Lesson 5

Dictionary Analysis

Introduction

We now turn to the first of several lessons that treat text as data.

Benefits and shortcomings of text-as-data analysis

Treating text as data has one important advantage: scalability. While it takes time to read through cases, contracts and treaties, text-as-data techniques allow lawyers to process a lot of legal material efficiently and effectively in seconds.

Unfortunately, any conversion from text to data comes at the cost of losing semantic information. The meaning of words is partially derived from their context and part of that semantic context is inevitably lost when text is treated as data. Two consequences flow from this.

First, reading text and treating text-as-data are not substitutes; they are complements. A text-as-data analysis provides a bird’s-eye-view of the law by processing lots of information, but does not provide a detailed understanding. Reading text, on the other hand, provides detail and interpretive context that text-as-data analysis cannot match, but it is also time-consuming and thus necessarily restricted to a comparatively small number of selected documents.

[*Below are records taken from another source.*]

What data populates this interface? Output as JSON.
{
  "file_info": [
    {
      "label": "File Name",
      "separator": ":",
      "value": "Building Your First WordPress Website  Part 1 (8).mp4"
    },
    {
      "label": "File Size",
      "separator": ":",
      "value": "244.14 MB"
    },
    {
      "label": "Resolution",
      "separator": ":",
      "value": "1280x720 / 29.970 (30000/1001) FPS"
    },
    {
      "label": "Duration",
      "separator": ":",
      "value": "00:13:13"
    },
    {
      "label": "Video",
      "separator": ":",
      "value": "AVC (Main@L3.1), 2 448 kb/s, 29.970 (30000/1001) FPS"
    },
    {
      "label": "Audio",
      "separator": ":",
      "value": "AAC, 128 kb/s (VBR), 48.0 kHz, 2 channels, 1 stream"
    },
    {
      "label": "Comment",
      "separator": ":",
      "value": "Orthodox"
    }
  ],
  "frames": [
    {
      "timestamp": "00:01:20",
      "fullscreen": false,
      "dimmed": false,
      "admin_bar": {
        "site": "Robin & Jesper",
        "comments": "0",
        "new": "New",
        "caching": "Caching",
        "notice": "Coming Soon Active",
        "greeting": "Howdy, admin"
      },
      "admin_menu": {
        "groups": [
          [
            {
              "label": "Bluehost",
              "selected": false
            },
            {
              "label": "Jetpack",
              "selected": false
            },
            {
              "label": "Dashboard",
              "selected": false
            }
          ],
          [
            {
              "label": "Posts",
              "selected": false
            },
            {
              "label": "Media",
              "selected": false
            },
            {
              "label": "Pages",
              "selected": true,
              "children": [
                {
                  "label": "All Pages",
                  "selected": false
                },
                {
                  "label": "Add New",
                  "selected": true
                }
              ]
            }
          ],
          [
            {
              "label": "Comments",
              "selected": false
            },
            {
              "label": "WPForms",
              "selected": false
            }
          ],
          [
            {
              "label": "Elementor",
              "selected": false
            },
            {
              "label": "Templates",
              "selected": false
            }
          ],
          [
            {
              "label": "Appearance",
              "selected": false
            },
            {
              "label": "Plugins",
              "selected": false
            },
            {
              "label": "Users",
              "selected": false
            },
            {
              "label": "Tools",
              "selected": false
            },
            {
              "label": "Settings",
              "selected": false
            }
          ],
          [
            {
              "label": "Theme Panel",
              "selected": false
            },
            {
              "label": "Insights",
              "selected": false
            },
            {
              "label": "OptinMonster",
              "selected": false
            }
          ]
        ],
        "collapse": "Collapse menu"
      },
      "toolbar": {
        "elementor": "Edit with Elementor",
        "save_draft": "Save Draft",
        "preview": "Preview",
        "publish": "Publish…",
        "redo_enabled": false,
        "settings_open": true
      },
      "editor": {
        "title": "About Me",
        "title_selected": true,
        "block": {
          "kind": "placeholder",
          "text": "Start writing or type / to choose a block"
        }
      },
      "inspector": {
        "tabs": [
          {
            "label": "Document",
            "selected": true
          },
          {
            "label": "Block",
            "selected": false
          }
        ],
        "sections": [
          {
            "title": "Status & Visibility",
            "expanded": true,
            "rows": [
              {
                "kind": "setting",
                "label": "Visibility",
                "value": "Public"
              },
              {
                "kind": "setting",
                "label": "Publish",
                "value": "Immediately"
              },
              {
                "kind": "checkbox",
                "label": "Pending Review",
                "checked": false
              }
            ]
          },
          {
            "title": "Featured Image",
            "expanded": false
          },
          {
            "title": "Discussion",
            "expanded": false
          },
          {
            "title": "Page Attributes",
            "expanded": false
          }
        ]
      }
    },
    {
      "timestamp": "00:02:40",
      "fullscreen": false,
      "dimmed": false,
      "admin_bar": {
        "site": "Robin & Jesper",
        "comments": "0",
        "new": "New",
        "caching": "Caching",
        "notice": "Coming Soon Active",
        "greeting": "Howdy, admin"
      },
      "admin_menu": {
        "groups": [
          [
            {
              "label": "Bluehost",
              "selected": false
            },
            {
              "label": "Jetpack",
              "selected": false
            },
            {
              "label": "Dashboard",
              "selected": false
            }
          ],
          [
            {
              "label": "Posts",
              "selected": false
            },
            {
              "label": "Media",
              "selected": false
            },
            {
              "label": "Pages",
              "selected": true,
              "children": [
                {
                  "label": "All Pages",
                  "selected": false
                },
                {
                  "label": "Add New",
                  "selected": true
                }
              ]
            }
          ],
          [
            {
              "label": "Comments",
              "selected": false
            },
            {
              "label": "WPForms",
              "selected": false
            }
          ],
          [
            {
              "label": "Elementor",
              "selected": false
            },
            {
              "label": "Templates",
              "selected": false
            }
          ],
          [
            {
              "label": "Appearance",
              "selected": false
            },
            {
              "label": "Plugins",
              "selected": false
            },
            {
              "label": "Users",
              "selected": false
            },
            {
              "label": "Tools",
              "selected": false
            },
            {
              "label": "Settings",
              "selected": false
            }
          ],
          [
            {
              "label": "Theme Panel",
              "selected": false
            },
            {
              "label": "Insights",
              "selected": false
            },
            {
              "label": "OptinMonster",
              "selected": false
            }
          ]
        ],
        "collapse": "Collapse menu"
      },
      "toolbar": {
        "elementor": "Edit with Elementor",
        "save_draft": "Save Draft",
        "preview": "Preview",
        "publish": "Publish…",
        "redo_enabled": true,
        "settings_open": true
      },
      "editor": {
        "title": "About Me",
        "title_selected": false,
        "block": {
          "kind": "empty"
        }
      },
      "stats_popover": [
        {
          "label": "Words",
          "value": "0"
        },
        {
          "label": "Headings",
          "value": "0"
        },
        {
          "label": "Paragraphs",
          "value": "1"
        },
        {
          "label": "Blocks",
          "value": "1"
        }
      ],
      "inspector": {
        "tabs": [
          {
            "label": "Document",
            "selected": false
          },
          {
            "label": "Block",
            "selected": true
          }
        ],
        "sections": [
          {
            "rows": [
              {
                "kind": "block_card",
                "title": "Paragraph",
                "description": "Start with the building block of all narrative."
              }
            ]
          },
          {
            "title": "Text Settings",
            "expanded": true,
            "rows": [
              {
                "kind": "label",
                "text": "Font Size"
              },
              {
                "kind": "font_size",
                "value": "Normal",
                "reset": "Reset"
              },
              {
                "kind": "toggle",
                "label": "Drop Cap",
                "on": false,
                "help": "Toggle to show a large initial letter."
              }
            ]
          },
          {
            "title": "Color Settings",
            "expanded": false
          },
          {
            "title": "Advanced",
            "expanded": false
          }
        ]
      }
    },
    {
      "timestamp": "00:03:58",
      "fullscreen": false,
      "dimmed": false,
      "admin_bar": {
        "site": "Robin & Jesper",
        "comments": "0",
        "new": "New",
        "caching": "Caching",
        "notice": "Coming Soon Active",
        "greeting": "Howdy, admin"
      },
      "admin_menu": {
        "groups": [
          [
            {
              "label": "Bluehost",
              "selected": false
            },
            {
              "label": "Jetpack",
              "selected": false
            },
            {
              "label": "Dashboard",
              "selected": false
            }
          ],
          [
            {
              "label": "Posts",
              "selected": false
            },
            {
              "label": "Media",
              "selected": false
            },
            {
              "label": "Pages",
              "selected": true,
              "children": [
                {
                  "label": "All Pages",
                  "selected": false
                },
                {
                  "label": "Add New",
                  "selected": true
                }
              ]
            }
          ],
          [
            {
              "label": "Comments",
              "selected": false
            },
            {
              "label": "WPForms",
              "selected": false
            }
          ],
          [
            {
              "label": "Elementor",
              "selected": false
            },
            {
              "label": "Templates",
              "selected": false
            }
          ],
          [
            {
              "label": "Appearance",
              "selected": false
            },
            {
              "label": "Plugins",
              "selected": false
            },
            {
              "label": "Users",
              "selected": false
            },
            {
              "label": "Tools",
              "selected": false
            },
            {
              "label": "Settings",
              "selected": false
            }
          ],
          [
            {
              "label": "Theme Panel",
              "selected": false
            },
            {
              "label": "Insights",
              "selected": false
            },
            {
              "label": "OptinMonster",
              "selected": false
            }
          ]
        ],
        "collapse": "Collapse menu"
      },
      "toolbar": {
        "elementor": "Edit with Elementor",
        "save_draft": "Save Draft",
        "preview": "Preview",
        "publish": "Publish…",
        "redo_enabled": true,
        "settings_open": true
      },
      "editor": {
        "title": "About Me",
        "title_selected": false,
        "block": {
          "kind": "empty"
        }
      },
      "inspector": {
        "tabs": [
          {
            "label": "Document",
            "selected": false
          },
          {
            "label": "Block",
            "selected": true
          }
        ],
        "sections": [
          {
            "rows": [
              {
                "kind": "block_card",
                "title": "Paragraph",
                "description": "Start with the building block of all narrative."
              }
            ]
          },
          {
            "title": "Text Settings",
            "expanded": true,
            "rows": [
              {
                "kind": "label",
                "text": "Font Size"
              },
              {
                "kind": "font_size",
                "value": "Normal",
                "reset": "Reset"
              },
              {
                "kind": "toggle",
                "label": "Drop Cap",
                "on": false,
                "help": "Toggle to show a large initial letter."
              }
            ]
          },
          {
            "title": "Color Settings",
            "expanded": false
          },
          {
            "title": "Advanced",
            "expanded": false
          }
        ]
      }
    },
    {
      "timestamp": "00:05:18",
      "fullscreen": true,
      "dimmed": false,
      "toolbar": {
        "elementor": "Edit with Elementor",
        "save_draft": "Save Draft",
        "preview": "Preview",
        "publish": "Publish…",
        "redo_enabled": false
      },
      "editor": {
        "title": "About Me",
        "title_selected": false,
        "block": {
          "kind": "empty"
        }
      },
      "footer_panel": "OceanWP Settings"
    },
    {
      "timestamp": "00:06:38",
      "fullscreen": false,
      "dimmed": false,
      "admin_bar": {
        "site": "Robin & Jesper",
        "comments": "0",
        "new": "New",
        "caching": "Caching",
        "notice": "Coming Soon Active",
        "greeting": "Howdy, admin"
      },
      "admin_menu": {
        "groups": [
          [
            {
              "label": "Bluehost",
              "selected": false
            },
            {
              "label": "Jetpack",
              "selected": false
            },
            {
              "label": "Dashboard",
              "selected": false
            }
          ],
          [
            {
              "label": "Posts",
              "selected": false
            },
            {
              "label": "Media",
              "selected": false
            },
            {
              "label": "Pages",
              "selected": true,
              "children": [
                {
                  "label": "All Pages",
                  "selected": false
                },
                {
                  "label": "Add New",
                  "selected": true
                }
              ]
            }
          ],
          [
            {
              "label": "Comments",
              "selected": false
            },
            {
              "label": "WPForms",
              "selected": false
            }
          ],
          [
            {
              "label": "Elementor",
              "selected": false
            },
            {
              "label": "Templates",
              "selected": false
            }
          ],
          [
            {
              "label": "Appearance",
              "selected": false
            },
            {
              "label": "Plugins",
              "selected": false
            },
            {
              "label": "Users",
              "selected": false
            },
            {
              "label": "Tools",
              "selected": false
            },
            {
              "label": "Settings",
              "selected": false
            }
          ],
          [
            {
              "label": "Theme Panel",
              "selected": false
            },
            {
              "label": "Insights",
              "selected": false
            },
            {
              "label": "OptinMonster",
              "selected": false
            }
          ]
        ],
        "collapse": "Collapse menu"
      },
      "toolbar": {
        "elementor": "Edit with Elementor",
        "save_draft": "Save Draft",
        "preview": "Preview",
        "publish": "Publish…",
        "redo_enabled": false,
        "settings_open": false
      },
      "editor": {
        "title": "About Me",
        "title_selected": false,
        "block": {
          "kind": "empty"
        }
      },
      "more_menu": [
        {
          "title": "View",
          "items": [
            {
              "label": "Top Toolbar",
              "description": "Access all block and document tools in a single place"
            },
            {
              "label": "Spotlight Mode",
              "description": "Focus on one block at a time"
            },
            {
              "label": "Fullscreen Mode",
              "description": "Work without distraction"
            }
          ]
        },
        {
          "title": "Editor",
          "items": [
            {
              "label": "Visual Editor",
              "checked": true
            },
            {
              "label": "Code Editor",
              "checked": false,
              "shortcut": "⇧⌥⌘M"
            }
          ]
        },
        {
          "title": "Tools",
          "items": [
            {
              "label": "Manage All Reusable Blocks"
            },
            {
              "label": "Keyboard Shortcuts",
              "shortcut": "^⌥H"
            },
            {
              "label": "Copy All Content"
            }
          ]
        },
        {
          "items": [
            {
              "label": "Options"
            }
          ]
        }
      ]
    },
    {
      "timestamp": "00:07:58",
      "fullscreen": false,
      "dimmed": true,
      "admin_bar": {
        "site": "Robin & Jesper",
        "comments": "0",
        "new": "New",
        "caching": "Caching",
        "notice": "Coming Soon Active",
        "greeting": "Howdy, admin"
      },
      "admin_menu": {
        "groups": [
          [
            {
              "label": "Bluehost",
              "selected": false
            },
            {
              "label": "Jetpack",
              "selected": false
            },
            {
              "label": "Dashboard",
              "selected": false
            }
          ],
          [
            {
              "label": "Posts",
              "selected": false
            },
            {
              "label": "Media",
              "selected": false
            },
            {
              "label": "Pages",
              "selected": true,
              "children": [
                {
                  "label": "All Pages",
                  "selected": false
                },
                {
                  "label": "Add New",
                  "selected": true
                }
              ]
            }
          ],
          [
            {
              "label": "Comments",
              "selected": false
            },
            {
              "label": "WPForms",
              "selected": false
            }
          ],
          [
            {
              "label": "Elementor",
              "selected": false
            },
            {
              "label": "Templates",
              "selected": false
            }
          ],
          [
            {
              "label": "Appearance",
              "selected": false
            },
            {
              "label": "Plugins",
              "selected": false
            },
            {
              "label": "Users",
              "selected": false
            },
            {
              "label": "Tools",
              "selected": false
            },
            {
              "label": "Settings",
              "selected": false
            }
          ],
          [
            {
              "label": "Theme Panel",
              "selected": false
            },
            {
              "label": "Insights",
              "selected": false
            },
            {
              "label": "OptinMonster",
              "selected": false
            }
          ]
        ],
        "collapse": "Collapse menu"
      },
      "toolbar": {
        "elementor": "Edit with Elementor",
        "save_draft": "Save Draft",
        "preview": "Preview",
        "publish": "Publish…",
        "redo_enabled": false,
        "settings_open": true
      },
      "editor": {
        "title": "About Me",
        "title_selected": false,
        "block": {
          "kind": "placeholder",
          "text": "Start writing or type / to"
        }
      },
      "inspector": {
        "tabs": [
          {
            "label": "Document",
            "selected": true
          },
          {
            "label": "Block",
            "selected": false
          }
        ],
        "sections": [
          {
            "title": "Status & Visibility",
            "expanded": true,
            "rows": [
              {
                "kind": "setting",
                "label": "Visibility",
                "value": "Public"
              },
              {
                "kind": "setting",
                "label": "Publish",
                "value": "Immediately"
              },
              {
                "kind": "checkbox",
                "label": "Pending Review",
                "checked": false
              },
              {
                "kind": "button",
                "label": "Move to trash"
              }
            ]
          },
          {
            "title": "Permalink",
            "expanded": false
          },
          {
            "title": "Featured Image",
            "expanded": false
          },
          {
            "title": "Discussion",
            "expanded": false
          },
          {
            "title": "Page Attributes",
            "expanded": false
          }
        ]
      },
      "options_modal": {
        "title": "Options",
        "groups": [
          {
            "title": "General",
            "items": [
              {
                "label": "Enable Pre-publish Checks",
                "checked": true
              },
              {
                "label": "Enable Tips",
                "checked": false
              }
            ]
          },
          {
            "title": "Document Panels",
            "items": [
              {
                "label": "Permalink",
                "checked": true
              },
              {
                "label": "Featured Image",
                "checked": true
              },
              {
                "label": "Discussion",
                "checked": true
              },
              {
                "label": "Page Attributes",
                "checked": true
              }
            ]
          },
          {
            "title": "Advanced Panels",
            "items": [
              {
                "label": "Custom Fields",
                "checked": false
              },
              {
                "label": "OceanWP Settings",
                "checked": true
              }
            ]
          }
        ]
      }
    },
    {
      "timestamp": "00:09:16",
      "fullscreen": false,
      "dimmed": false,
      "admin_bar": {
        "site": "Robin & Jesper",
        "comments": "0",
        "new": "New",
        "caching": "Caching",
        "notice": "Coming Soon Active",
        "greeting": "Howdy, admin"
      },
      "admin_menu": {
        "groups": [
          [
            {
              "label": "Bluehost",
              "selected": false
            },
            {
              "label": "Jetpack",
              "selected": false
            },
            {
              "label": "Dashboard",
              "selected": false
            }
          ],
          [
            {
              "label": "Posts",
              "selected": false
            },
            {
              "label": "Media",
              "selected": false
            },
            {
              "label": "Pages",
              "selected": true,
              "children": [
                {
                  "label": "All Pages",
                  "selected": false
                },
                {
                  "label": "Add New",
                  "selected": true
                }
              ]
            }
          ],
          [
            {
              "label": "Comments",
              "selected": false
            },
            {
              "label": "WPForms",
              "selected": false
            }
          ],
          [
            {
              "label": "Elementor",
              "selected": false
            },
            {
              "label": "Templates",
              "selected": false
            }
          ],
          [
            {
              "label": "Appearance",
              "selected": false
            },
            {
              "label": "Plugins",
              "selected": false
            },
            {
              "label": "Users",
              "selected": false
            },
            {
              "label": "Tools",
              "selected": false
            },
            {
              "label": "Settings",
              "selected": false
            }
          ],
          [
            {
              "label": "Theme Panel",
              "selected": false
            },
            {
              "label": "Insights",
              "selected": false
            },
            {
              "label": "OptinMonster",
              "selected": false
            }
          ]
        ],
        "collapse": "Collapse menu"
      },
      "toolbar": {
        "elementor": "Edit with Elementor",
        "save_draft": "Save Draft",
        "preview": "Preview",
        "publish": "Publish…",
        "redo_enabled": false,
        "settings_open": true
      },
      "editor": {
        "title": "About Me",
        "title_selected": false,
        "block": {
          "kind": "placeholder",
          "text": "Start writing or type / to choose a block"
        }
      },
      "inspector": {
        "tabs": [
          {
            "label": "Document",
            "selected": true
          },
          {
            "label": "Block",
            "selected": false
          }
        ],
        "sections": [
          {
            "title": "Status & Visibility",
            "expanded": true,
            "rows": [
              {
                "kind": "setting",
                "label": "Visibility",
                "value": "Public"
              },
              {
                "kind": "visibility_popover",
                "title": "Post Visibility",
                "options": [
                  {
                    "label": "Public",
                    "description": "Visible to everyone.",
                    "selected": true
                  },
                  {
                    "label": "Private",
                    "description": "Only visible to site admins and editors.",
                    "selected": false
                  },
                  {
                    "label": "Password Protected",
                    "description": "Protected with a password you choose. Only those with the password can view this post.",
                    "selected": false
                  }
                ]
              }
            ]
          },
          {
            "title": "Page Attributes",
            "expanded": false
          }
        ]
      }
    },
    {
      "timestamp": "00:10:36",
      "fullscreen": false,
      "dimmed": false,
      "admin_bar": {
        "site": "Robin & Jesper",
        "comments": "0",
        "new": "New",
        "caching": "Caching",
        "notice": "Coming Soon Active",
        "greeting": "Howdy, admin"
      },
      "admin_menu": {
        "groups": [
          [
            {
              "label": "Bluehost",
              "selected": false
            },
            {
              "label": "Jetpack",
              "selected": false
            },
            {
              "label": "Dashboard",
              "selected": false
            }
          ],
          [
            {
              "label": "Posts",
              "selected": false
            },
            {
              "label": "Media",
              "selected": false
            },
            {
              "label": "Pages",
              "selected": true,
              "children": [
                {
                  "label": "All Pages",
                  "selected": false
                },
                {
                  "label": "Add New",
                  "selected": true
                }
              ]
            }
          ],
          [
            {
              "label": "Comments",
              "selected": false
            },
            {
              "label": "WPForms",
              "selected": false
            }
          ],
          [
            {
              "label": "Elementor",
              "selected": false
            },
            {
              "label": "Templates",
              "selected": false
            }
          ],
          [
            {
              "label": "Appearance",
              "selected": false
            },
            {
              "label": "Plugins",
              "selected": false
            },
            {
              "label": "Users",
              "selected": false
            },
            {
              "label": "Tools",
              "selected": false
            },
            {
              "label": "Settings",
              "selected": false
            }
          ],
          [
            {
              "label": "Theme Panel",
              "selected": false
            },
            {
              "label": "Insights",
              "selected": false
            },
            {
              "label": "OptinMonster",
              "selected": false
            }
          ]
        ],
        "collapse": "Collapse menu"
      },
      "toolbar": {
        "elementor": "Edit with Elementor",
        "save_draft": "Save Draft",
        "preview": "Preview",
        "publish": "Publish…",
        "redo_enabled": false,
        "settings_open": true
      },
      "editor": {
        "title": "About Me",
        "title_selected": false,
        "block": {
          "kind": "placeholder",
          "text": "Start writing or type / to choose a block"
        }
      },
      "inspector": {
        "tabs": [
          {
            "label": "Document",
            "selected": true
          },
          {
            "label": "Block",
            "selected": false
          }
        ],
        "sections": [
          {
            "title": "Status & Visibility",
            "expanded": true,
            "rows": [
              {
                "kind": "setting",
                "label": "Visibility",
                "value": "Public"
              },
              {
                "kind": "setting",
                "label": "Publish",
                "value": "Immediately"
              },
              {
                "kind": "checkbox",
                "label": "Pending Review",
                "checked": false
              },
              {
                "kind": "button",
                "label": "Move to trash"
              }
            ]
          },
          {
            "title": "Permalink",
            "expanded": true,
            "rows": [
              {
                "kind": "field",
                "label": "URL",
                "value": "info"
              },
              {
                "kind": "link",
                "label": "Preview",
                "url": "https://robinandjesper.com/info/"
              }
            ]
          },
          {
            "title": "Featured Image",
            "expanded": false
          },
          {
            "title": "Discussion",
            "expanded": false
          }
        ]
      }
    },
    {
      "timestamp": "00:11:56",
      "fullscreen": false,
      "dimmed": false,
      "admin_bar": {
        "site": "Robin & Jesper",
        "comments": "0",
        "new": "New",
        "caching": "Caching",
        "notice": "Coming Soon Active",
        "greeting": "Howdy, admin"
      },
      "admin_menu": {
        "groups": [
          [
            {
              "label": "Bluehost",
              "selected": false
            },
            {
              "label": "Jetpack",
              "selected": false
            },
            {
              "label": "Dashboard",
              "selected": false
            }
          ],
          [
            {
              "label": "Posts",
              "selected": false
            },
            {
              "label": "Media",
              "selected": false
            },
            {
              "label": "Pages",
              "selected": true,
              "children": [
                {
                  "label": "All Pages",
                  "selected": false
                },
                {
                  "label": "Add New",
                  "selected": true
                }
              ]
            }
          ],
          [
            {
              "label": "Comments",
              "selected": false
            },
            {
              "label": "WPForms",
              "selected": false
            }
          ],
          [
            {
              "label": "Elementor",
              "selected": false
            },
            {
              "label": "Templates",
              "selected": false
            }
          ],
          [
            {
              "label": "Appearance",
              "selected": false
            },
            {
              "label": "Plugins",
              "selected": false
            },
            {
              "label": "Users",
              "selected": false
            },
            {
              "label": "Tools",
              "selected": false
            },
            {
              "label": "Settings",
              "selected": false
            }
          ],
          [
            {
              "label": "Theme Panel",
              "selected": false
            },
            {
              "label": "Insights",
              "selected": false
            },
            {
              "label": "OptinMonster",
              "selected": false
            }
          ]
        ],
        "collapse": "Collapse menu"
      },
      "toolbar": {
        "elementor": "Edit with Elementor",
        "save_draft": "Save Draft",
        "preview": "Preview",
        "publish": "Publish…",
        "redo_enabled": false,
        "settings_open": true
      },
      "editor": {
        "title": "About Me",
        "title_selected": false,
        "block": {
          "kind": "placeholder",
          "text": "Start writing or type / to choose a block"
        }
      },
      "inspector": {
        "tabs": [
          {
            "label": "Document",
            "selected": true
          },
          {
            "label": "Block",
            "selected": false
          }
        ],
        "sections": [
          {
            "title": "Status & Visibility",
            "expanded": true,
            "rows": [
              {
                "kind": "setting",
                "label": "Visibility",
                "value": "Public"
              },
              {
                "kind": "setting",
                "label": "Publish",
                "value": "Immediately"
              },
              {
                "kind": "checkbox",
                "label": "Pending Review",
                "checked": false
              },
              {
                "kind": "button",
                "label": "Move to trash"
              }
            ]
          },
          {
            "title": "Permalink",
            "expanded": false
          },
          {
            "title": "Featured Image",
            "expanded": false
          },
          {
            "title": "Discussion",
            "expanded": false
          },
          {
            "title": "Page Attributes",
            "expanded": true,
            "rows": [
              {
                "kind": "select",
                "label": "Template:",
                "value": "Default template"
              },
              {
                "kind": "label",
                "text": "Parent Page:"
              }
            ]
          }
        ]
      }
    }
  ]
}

Second, all text-as-data methods work with imperfect representations of text. The utility of a text-as-data analysis should not be evaluated by how accurately it reflects the text, but rather by how useful its insights about the text are. As we will see, usefulness often does not require semantic perfection.

Matching text-as-data methods with specific tasks

Since text-as-data methods are evaluated based on their usefulness and not how accurately they represent semantic nuances, the selection of text-as-methods depends on the task at hand. In this lesson, we will primarily work with term-frequency representations of text: We count the number of times a word appears in a document. As we will see, this simple representation of text is surprisingly useful for many tasks, but not for all. Sometimes we are only interested in particular words; sometimes, the grammatical form or the semantic context of words are crucial. There are many ways to represent and work with text. Which method is best, depends on what exactly you want to do. We will cover a few different application in this and the next lesson to guide you.

What we will do in this lesson

We will represent text as word frequencies to visualize and analyze the content and sentiment of legal texts.

  • 1. Creation of a Text Corpus and Text Pre-processing
  • 2. Creating a Term-document Matrix
  • 3. Visualizing Word Frequency
  • 4. Working with Bigrams
  • 5. Dictionary approach I: Term mapping
  • 6. Dictionary approach II: Sentiment Analysis
Useful resources

Grimmer, Justin, and Brandon M. Stewart. “Text as Data: The Promise and Pitfalls of Automatic Content Analysis Methods for Political Texts.” Political Analysis, 2013.